There are businesses that are simply achieving the goals they set all along, providing time, fulfillment, and a different kind of balance that could not come with a higher level of enterprise.
What compels a business owner to expand?
To increase earning power and share wealth with employees. To offer more products and services to benefit and retain clients. To reach new customers, stay ahead of competition, achieve stability and economies of scale, establish oneself as an industry leader opening doors and developing markets.
Many people are fueled by the thrill of the chase. They are driven by increased income, higher status, a larger network. Some are motivated by being a top player, achieving market leader status.
Others are not.
Growth brings increased risk, higher costs of time and money, greater workload and more stress. Growth can lead to a possible drop in quality as work expands and stretches capacity. Growth often leads to a loss of direct control, which challenges quality.

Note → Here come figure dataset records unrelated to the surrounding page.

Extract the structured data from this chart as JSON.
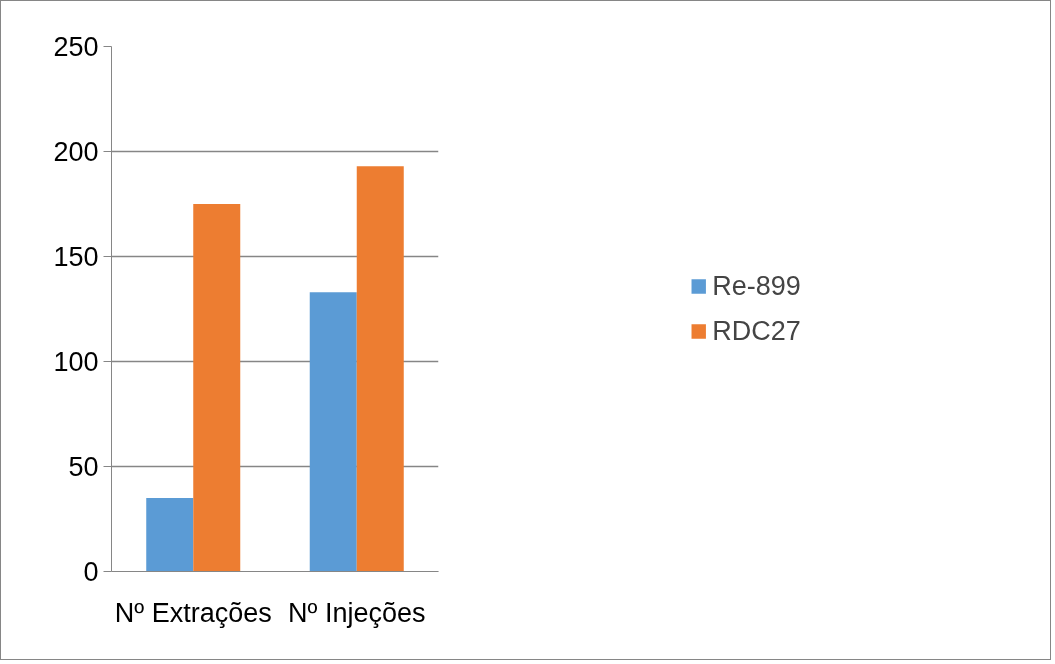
{
  "chart_data": {
    "type": "bar",
    "categories": [
      "Nº Extrações",
      "Nº Injeções"
    ],
    "series": [
      {
        "name": "Re-899",
        "color": "#5b9bd5",
        "values": [
          35,
          133
        ]
      },
      {
        "name": "RDC27",
        "color": "#ed7d31",
        "values": [
          175,
          193
        ]
      }
    ],
    "ylim": [
      0,
      250
    ],
    "yticks": [
      0,
      50,
      100,
      150,
      200,
      250
    ],
    "grid": "y",
    "legend": "right"
  }
}
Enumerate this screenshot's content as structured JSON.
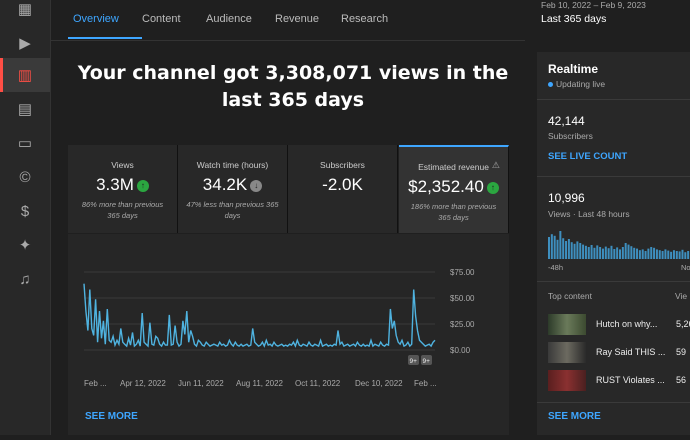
{
  "tabs": [
    {
      "label": "Overview",
      "active": true
    },
    {
      "label": "Content",
      "active": false
    },
    {
      "label": "Audience",
      "active": false
    },
    {
      "label": "Revenue",
      "active": false
    },
    {
      "label": "Research",
      "active": false
    }
  ],
  "headline": "Your channel got 3,308,071 views in the last 365 days",
  "cards": [
    {
      "label": "Views",
      "value": "3.3M",
      "trend": "up",
      "sub": "86% more than previous 365 days"
    },
    {
      "label": "Watch time (hours)",
      "value": "34.2K",
      "trend": "down",
      "sub": "47% less than previous 365 days"
    },
    {
      "label": "Subscribers",
      "value": "-2.0K",
      "trend": "",
      "sub": ""
    },
    {
      "label": "Estimated revenue",
      "value": "$2,352.40",
      "trend": "up",
      "sub": "186% more than previous 365 days",
      "selected": true
    }
  ],
  "see_more": "SEE MORE",
  "date_range": {
    "range": "Feb 10, 2022 – Feb 9, 2023",
    "label": "Last 365 days"
  },
  "realtime": {
    "title": "Realtime",
    "status": "Updating live",
    "subscribers": "42,144",
    "subscribers_label": "Subscribers",
    "live_count": "SEE LIVE COUNT",
    "views": "10,996",
    "views_label": "Views · Last 48 hours",
    "axis_left": "-48h",
    "axis_right": "No",
    "top_content_label": "Top content",
    "top_content_right": "Vie",
    "top_content": [
      {
        "title": "Hutch on why...",
        "value": "5,26"
      },
      {
        "title": "Ray Said THIS ...",
        "value": "59"
      },
      {
        "title": "RUST Violates ...",
        "value": "56"
      }
    ],
    "see_more": "SEE MORE",
    "bars": [
      55,
      62,
      58,
      48,
      70,
      52,
      45,
      50,
      42,
      38,
      44,
      40,
      36,
      33,
      30,
      35,
      28,
      34,
      30,
      26,
      31,
      27,
      33,
      25,
      29,
      24,
      30,
      40,
      36,
      32,
      28,
      26,
      22,
      24,
      20,
      26,
      30,
      28,
      24,
      22,
      20,
      24,
      21,
      18,
      22,
      20,
      19,
      23,
      17,
      20
    ]
  },
  "chart_data": {
    "type": "line",
    "x_ticks": [
      "Feb ...",
      "Apr 12, 2022",
      "Jun 11, 2022",
      "Aug 11, 2022",
      "Oct 11, 2022",
      "Dec 10, 2022",
      "Feb ..."
    ],
    "y_ticks": [
      "$75.00",
      "$50.00",
      "$25.00",
      "$0.00"
    ],
    "ylim": [
      0,
      80
    ],
    "badges": [
      "9+",
      "9+"
    ],
    "values": [
      68,
      40,
      20,
      62,
      22,
      15,
      52,
      8,
      40,
      12,
      30,
      6,
      42,
      10,
      8,
      14,
      5,
      10,
      6,
      22,
      8,
      6,
      4,
      12,
      5,
      18,
      4,
      6,
      10,
      4,
      38,
      8,
      6,
      4,
      28,
      6,
      5,
      14,
      12,
      6,
      4,
      8,
      5,
      5,
      36,
      5,
      6,
      25,
      8,
      4,
      6,
      30,
      16,
      40,
      8,
      20,
      14,
      6,
      4,
      10,
      8,
      5,
      4,
      8,
      6,
      4,
      5,
      6,
      5,
      4,
      8,
      5,
      6,
      4,
      5,
      10,
      6,
      4,
      8,
      5,
      4,
      6,
      4,
      5,
      6,
      4,
      5,
      22,
      8,
      6,
      4,
      5,
      8,
      4,
      10,
      5,
      6,
      4,
      8,
      5,
      4,
      5,
      6,
      4,
      5,
      4,
      6,
      5,
      8,
      4,
      10,
      5,
      4,
      6,
      5,
      4,
      8,
      5,
      4,
      6,
      5,
      4,
      10,
      4,
      5,
      6,
      4,
      5,
      4,
      6,
      5,
      20,
      6,
      8,
      4,
      5,
      6,
      4,
      5,
      6,
      4,
      8,
      5,
      4,
      6,
      4,
      5,
      4,
      10,
      4,
      6,
      5,
      4,
      8,
      5,
      4,
      6,
      5,
      42,
      22,
      30,
      15,
      8,
      6,
      10,
      4,
      5,
      8,
      4,
      6,
      62,
      35,
      20,
      10,
      8,
      6,
      4,
      5,
      6,
      4,
      8,
      10
    ]
  }
}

This is where growth doesn’t always advance business for the better.
Staying small affords many benefits like flexibility and agility, the ability to dominate a niche, lower operating costs and more opportunity for balance.
Our firm represents clients running mission-driven businesses and organizations fueled by purpose. We see growth as increasing positive impact on one more person. The fulfillment and meaning found from this kind of growth can both ignite and drive an individual’s passion as well as the mission of the organization.
We believe wholeheartedly that there is a place for everyone.
There is place for the go-getters, networkers, and increasers driven by perpetual upward motion.
There’s a place for those who are happy with a little slice of the pie, doing fulfilling work.
These business owners might be looking for a different kind of profit to fund their lives, make a different kind of impact, control a different kind of share.
If the market will bear it, it’s the best of both worlds.
Kirstin Karoub is Vice President, Operations & Strategy, Your People LLC.